Enthusiastic and Erudite


Dante's Inferno
, Philip Terry (Carcanet)


Ted Berrigan takes the place of Virgil conducting the poet Terry, in this wonderfully satirical and scatological update of Dante's Inferno, set on the campus of the University of Essex, bringing in a wide range of characters and reference - including many to Terry's home-town of Belfast - in this modern survey of the twenty four great circles of hell. Terry's great poetical gift - apart from a strong element of elegant craftsmanship in his work - is his ability to speak both to 'the mainstream' and to 'the experimenters', an unusual talent which works to great effect here as elsewhere in his writing.

One of the notable facts about the University of Essex is the exceptionally large number of poets it has spawned and its association with some of the major names of  twentieth century British and American poetry is legendary: Donald Davie; Robert Lowell; Tom Raworth; Jeremy Reed; Ed Dorn; Douglas Oliver; Elaine Feinstein; Tony Lopez; Anna Mendelssohn; Kelvin Corcoran and arguably Terry himself - on the strength of this collection - are among those who have either taught or been students at Essex. Its early reputation for far-left politics and its consequent high-profile reputation, whether scandalous or admirable (in relation to its high proportion of working-class and international students) make it a suitable place to set an update of Dante's epic masterpiece.

Terry's mix of elegant narrative and vernacular speech is a delight to read and the book is filled with references from both popular and high culture and, in fact, from no culture at all. Nobody, I suspect is going to pick up all the allusions though I'm sure there are a few polymaths who will get close and there may be those who feel a bit uneasy in approaching this book at all in case they perceive themselves as being represented in a less than positive light. In this sense there is a parallel with John Hartley Williams's
A Poetry Inferno (2011) and the title is hardly accidental. Few of the participants in this vigorous melee come out smelling of roses and that's exactly what you'd expect in a book called Dante's Inferno.

I'm not going to provide a long commentary here - this is a short review but hope to whet your appetite with a few choice 'clips' from this impressive and very readable slice of modern shenanigans. If it's inevitably a dark survey it's also a page-turner, not something typical of serious modern poetry and especially poetry which tips its cap towards the 'experimental' end of the spectrum. As I've already suggested, Terry is rare in this respect as he combines this trait with an entertainment aspect which some would probably be scornful of but which I, for one, feel is a triumph.

     Here the Essex Harpies twine their nests,
     Whose namesakes chased the Trojans
     From the Strophades, with prophecies of doom,

     A mutant breed, sired at Bradwell,
     Where the reactor leaks its waste
     Into the Blackwater.

     Wide wings they have, necks and faces of women,
     Their feet are clawed like falcon.
     Their fat bellies feathered.
          (from CANTO XIII)

The mixing of classical literature with common parlance is well-achieved and adds to the brew in a manner which not all re-workings of the past manage. Terry's commenting on the here-and-now has its scabrous side and is much the better for it but there's also a more reflective, melancholy aspect, which hints at the sadness of the human condition and I don't mean that to be a clichˇ.

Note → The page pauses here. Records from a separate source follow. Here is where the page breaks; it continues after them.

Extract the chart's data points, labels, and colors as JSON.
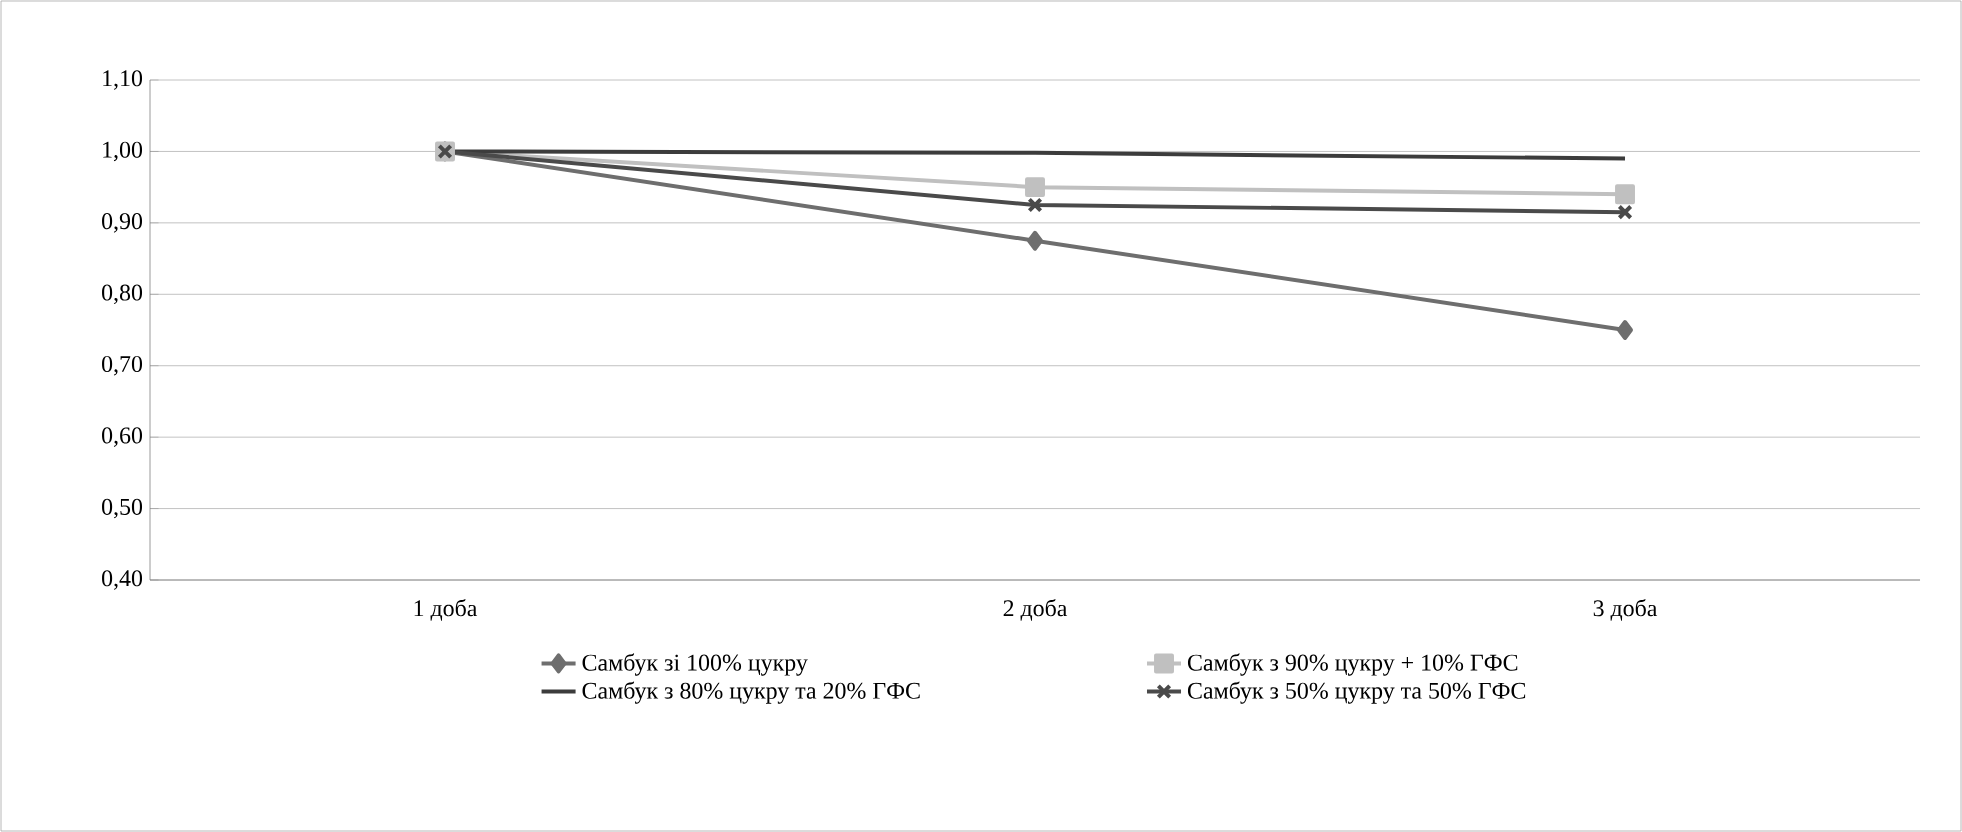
{
  "chart_data": {
    "type": "line",
    "categories": [
      "1 доба",
      "2 доба",
      "3 доба"
    ],
    "series": [
      {
        "name": "Самбук зі 100% цукру",
        "color": "#6e6e6e",
        "marker": "diamond",
        "values": [
          1.0,
          0.875,
          0.75
        ]
      },
      {
        "name": "Самбук з 90% цукру + 10% ГФС",
        "color": "#c0c0c0",
        "marker": "square",
        "values": [
          1.0,
          0.95,
          0.94
        ]
      },
      {
        "name": "Самбук з 80% цукру та 20% ГФС",
        "color": "#3c3c3c",
        "marker": "none",
        "values": [
          1.0,
          0.998,
          0.99
        ]
      },
      {
        "name": "Самбук з 50% цукру та 50% ГФС",
        "color": "#4a4a4a",
        "marker": "cross",
        "values": [
          1.0,
          0.925,
          0.915
        ]
      }
    ],
    "ylim": [
      0.4,
      1.1
    ],
    "yticks": [
      {
        "value": 0.4,
        "label": "0,40"
      },
      {
        "value": 0.5,
        "label": "0,50"
      },
      {
        "value": 0.6,
        "label": "0,60"
      },
      {
        "value": 0.7,
        "label": "0,70"
      },
      {
        "value": 0.8,
        "label": "0,80"
      },
      {
        "value": 0.9,
        "label": "0,90"
      },
      {
        "value": 1.0,
        "label": "1,00"
      },
      {
        "value": 1.1,
        "label": "1,10"
      }
    ],
    "grid": "y",
    "legend": "bottom",
    "line_style": "solid"
  }
}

     I stretch out my neck to look down,
     But doing so only made me more apprehensive,
     For beneath me I could see nothing but

     A city of flames, full of fearful cries
     And lamentings, and I drew back tightening
     My grip. And then I saw what I had not

     Been able to till then: the spiral path
     Of our descent, like that of a jet coming in
     To Stanstead, that has to kill time before

     The runway is clear, and as we went down
     I saw torment heaped upon torment
     Closing in on us from every side.

     The tree spirit brought us down gently,
     Before a building that resembled a
     Multi-storey car park, and here we alighted.

     Unburdened, the ghost shot off, like an arrow from a bowstring.
          (from CANTO XVII)

You can approach this book from many levels and there's something here for the erudite scholar as well as for the enthusiastic reader. It can't be easy to use an existing text with such a long-lived reputation as a starting point but Terry has done a wonderful job here, I think. The fact that both Marina Warner and the late Seamus Heaney feature in the back-cover tributes only add to the commendation. This is a terrific book, a good read as well as a thoughtful and sardonic 'polemic'.